映画「メフィストの誘い」はゲーテの「ファスト」を下書きにしているそうな。で、ファストはとても読めないので、手塚治虫の「ファスト」を買ってみる。が、なんか全然わからないので解説を読む。以下その解説。
ファストは、ドイツ語の普通名詞だと「げんこつ」という意味で、ゲーテの作品では、有名な固有名詞として登場する。いかにも嘘っぽい名前だから、ゲーテの創った架空の人物と思われがちだが、15世紀から16世紀中葉までドイツに実在した人物である。彼が生まれたのは1480年頃。 彼の生まれた頃のヨーロッパの大きな出来事というと、1481年にスペインのカスティーャで異端審問が始まり、その翌々年には後年宗教改革の大立て役者となるマルチン・ルターが誕生している。ファストの青壮年期には、当時の権力者や知的指導者のほとんどは、新教旧教いずれかの旗幟を鮮明にし、血みどろの死闘を演じていが、ファストはどちらの陣営の誘いにも応ぜず、いかなる非難も意に介さず−ちなみにルターはファストに関する悪口を彼の円卓語録に残している−いずれの権力、権威にも頭をさげず、一人ひょうひょうと、自由自在、気随気儘に生き抜いたのである。

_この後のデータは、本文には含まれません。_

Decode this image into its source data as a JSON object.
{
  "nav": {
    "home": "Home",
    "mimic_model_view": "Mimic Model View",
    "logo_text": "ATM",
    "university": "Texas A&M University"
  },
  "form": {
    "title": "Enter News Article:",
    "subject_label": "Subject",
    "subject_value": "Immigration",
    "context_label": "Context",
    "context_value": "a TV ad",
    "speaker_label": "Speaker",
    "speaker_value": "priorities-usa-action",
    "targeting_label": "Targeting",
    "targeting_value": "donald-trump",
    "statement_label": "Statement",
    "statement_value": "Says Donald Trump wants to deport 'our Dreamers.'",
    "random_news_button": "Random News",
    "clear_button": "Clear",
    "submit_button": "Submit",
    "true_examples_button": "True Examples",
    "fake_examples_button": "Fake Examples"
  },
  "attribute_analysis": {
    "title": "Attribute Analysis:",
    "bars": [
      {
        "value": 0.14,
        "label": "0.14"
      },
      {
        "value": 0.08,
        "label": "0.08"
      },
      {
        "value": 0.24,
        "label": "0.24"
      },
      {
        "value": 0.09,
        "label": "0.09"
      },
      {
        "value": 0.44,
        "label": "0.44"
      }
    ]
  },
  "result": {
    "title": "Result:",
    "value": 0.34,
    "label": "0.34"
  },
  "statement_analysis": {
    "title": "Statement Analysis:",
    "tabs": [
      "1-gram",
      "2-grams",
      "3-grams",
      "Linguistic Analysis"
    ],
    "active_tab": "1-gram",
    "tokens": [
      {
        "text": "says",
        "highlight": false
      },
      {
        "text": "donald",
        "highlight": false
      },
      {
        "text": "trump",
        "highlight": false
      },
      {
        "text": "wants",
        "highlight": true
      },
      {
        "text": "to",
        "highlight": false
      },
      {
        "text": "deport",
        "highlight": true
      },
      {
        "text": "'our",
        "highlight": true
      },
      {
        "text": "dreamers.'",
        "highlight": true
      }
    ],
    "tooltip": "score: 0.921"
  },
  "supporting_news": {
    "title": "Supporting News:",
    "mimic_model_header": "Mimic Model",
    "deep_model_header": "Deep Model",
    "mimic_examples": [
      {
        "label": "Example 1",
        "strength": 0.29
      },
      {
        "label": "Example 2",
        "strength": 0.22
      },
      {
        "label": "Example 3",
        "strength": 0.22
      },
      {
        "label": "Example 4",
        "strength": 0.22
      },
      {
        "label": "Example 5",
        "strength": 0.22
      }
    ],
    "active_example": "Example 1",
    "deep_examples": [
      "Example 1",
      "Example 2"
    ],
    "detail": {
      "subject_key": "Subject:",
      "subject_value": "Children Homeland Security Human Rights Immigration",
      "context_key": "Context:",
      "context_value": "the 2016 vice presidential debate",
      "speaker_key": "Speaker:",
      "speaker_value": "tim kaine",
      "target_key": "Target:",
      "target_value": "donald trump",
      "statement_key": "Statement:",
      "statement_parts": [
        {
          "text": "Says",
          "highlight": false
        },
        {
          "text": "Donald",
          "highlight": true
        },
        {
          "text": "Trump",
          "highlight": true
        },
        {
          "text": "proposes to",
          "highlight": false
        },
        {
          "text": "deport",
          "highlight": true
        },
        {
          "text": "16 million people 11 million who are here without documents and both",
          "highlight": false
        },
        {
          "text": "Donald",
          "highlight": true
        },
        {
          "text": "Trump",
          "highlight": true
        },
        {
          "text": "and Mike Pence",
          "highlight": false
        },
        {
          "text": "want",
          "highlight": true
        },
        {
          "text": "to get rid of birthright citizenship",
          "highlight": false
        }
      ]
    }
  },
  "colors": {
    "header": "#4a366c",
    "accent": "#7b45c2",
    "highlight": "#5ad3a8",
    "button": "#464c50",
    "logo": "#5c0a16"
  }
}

ファストの大胆不敵で自由な生き様や愛すべき性格に魅せられて、彼の死後伝説本が作られ、以後世界中の文学者たちが−時にはベルリオーズ、グノー、リストのような作曲家も−争って作品化に挑戦したが、規模にせよ深さにせよ、最大のものがゲーテの作品である。
ゲーテは20代のはじめから死ぬ直前まで「ファスト」に深く関わったが、手塚治虫も全く同様であった。手塚氏には「ファスト」三部作がある。第一作が、彼が21歳の時昭和25年に出版された、この本の「ファスト」。子供向けに漫画化している。二番目が、日本を舞台にした「百物語」42歳の時の作。最後が絶筆となった「ネオ・ファスト」
手塚治虫もよっぽと好きだったのだろう。
私は西洋文学は若い頃読むチャンスを逃してしまった。ドイツ文学は、北杜夫の異常に好きだった「トニオ・クレーゲル」一冊です。今更遅い。